Patient diagnosis using Predictive Analytics
In previous post we discussed different levels of Analytics, here we show a practical example of Predictive Analytics. What if Doctors and Patients could not just get a second opinion, but a third and fourth, and fifth, and so on? We believe that our doctors are all medical experts but patient diagnosis using Predictive Analytics can help them to make more informed decisions based on current and historical data.
“Misdiagnosis accounts for about one-third of all medical error. Autopsy studies show that doctors seriously misdiagnose fatal illnesses about 20 percent of the time. “If you look at settled malpractice claims,” Britto said, “diagnosis error is about twice or three times as common as prescription error”.
Ian Ayres; Super Crunchers, How anything can be predicted, page 97
As explained by Ian Ayres, the Doctor’s diagnosis phase by doctors is the most important step in defining the patient’s journey based on the individual patient’s symptoms. When Predictive Analytics are involved in this decision, then additional historical data of similar patient’s symptoms would help the doctors to make more insightful decisions.
In the latest version of FlexRule, we added a new sample project called patient diagnosis using Predictive Analytics. This project demonstrates how a patient’s history at the same medical centre (city area) in a particular time frame would help doctors to make an informed decision for a new patient with a similar list of current symptoms.

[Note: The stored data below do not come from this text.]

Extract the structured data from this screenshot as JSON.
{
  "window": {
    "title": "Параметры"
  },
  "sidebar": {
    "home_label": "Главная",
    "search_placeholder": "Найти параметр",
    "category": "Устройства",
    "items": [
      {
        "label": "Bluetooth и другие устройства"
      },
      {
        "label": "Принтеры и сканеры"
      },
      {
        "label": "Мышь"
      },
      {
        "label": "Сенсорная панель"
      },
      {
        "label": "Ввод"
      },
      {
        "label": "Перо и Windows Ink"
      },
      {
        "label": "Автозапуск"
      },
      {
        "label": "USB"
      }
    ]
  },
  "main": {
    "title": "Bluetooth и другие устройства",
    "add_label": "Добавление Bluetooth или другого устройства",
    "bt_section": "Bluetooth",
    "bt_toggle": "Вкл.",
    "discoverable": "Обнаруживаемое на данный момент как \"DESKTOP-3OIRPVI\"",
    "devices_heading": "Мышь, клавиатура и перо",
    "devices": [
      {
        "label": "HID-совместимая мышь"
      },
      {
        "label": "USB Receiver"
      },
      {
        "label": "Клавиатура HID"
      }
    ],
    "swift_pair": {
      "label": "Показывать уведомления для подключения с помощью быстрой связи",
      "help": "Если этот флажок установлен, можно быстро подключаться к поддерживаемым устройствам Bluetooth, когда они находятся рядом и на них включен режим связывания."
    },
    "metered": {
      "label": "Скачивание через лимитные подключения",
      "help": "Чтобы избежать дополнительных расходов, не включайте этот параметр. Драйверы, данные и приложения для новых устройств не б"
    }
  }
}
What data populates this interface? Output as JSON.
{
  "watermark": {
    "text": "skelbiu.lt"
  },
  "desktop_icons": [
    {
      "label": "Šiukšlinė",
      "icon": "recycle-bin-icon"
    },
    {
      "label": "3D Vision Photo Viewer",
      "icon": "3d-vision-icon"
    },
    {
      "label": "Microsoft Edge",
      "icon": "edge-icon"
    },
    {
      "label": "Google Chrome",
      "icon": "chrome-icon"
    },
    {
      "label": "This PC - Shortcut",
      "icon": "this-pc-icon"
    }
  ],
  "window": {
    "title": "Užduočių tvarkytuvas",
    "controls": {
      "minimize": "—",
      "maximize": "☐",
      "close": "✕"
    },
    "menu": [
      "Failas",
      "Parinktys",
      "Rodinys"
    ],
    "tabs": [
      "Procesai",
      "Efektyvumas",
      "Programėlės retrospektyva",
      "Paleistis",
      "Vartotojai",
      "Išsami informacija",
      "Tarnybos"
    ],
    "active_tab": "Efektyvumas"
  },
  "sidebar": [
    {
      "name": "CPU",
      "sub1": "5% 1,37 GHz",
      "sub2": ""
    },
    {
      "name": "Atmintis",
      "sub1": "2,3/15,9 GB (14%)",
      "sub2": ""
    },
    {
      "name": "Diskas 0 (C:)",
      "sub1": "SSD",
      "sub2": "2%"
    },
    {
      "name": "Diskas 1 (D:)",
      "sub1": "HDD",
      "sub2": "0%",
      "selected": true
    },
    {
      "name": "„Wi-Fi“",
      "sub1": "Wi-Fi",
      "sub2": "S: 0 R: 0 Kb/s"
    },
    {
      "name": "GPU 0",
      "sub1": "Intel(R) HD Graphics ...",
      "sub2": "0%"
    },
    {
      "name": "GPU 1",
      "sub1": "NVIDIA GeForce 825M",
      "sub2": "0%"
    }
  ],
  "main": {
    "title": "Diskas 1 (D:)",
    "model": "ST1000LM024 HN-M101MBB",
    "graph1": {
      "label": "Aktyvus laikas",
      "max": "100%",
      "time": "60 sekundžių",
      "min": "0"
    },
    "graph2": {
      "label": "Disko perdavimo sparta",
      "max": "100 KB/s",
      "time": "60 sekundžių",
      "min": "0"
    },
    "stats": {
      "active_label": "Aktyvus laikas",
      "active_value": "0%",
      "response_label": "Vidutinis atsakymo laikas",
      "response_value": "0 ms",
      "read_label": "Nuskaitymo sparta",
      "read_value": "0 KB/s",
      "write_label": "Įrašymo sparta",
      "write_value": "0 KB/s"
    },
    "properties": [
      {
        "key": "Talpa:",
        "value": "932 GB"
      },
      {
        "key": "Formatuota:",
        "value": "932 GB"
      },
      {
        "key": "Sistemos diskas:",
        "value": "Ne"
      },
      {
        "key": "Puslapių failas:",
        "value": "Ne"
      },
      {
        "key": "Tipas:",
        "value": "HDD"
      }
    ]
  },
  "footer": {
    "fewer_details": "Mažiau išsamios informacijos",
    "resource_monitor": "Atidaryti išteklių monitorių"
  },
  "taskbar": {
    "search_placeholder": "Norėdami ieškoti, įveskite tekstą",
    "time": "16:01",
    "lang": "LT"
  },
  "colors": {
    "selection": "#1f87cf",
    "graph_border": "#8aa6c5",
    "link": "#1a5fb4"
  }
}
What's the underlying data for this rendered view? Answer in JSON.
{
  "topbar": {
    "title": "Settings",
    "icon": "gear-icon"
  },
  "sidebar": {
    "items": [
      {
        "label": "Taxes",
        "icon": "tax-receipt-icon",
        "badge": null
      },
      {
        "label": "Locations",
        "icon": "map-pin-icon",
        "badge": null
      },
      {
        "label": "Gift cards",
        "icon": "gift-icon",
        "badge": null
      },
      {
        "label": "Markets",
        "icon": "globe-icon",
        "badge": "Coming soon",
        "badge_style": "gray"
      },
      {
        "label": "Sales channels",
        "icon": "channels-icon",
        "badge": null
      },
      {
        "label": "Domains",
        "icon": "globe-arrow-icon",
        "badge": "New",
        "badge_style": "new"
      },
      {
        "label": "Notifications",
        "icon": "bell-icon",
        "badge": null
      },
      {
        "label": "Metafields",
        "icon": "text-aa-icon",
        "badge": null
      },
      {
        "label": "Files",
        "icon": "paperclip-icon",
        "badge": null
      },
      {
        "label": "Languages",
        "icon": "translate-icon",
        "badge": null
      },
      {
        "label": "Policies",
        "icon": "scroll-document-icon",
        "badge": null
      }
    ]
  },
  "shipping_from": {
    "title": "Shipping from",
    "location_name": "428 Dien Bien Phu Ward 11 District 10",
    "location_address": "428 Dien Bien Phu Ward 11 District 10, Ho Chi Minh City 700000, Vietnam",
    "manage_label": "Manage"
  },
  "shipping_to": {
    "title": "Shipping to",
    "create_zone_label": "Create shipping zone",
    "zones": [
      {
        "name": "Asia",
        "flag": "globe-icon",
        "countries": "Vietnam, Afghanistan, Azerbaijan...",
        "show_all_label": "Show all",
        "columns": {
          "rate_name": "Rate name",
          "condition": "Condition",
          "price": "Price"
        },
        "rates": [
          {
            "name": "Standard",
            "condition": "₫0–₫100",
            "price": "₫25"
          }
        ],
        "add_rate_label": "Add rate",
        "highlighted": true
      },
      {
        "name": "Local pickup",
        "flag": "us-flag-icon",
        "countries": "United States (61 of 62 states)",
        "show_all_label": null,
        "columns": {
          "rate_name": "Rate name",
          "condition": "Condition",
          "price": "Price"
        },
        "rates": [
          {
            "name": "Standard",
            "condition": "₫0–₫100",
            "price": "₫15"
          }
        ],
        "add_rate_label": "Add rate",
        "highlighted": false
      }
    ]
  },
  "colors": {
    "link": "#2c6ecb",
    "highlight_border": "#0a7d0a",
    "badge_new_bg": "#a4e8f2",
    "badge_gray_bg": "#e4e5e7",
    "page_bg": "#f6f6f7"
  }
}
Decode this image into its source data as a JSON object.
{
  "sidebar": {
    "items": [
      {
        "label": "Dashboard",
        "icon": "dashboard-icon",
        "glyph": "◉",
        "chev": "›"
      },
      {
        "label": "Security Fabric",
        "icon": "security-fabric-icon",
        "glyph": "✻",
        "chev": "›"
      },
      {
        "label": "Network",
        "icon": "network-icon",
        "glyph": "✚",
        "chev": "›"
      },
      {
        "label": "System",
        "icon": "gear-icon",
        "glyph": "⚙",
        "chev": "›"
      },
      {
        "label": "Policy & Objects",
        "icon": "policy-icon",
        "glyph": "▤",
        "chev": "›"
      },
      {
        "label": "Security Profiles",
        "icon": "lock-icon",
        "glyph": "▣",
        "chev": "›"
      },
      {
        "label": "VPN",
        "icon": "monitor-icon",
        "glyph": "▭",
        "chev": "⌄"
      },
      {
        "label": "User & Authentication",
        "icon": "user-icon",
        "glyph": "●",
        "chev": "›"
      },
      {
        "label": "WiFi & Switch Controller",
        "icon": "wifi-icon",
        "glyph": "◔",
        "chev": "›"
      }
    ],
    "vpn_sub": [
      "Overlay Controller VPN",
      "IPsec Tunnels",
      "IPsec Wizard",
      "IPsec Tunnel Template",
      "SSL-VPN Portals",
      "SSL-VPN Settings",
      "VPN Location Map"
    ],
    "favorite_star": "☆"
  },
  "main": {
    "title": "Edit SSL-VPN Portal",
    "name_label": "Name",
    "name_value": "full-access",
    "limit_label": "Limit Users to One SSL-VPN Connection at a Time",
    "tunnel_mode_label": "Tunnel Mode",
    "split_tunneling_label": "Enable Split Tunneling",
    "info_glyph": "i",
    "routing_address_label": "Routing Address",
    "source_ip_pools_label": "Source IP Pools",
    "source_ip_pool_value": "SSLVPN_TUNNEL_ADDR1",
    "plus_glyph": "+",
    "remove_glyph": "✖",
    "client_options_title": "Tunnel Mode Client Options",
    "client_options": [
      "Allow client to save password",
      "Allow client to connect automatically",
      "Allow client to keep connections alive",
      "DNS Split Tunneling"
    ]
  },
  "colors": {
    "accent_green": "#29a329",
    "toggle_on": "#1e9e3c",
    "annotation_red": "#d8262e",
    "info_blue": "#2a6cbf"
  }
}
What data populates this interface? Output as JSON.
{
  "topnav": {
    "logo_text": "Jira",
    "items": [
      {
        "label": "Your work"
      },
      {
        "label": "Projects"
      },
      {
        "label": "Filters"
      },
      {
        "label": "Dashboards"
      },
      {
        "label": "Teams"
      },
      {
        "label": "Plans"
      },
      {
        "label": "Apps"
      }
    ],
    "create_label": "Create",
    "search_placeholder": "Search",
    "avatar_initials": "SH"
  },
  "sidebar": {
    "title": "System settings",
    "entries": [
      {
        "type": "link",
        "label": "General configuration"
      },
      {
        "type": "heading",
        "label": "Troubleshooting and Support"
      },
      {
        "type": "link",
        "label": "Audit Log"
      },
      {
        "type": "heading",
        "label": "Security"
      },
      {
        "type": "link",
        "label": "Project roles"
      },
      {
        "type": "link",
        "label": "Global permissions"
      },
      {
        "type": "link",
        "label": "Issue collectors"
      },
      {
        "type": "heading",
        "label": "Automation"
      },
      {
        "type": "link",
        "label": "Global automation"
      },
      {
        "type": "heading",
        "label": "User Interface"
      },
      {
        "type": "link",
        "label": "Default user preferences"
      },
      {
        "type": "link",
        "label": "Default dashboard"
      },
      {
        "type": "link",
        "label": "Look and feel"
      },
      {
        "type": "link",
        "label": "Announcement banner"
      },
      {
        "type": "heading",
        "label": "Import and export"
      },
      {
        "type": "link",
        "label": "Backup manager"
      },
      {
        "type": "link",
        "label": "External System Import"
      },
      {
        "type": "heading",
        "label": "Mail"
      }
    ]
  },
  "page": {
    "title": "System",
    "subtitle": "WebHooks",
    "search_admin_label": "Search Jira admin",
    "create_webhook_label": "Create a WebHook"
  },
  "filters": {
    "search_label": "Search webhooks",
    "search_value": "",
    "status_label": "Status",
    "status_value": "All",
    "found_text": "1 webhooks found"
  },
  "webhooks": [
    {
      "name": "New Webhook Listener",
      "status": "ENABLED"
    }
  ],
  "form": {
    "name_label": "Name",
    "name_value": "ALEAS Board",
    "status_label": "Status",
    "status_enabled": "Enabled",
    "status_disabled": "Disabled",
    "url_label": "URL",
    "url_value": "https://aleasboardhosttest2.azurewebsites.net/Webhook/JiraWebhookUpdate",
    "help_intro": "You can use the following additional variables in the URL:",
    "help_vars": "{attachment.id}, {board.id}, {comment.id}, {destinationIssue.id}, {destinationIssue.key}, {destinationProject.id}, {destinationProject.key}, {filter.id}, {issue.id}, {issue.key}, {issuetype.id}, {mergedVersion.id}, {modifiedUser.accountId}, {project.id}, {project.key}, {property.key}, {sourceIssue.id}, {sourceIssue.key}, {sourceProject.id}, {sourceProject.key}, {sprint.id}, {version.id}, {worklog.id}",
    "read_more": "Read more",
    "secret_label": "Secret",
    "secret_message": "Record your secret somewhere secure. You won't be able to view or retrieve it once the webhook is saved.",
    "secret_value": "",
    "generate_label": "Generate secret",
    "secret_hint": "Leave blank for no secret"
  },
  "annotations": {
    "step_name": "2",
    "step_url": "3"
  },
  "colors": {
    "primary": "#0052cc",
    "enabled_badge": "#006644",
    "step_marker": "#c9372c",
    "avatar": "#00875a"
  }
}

The model has three main steps: read historical data, use the Naive Bayes (NB) algorithm to train the model, and, of course, predict the diagnosis.
Reading Patients History
The patient observation dataset has been read from a DataSheet (.CSV file). The dataset contains 20 patients with different symptoms and final diagnoses confirmed by their doctors and through lab tests. For example, the first row, which is patient one, had symptoms like sneezing and a sore throat and therefore was diagnosed with cold. The second row, which is patient two, had symptoms like fatigue, stuffy nose and sneezing, which was also found to be a cold.
Building a Trained Model
In the second step, we train (or reload an existing) predictive model using the Naive Bayes algorithm (NB), which is one of the scalable classification algorithms for these types of dataset. This algorithm has been successfully applied to many medical problems with large amounts of data and features. Now our model is ready to predict the diagnosis for the next patient based on his current symptoms.
Predicting a New Situation
In this step we pass the data of our new patient’s current symptoms to the predictive model. Patient 21 has not been diagnosed by a doctor yet and he has stuffy nose, sneezing, and sore throat:
{
"Fatigue": null,
"Stuffy Nose": "T",
"Sneezing": "T",
"Sore Throat": "T"
}
Based on historical data and the current patient’s symptoms, our predictive model calculates the percentage probability of each disease as shown below:
Conclusion
As the result clearly shows, patient 21 is likely to have a cold with a probability of 74.81%.
The probability of a flu and allergies are 8.76% and 16.41% respectively, which are much lower than the probability of the patient having a cold.
This is a simple example, but it shows how FlexRule and predictive modelling can help a doctor make better quality patient diagnosis.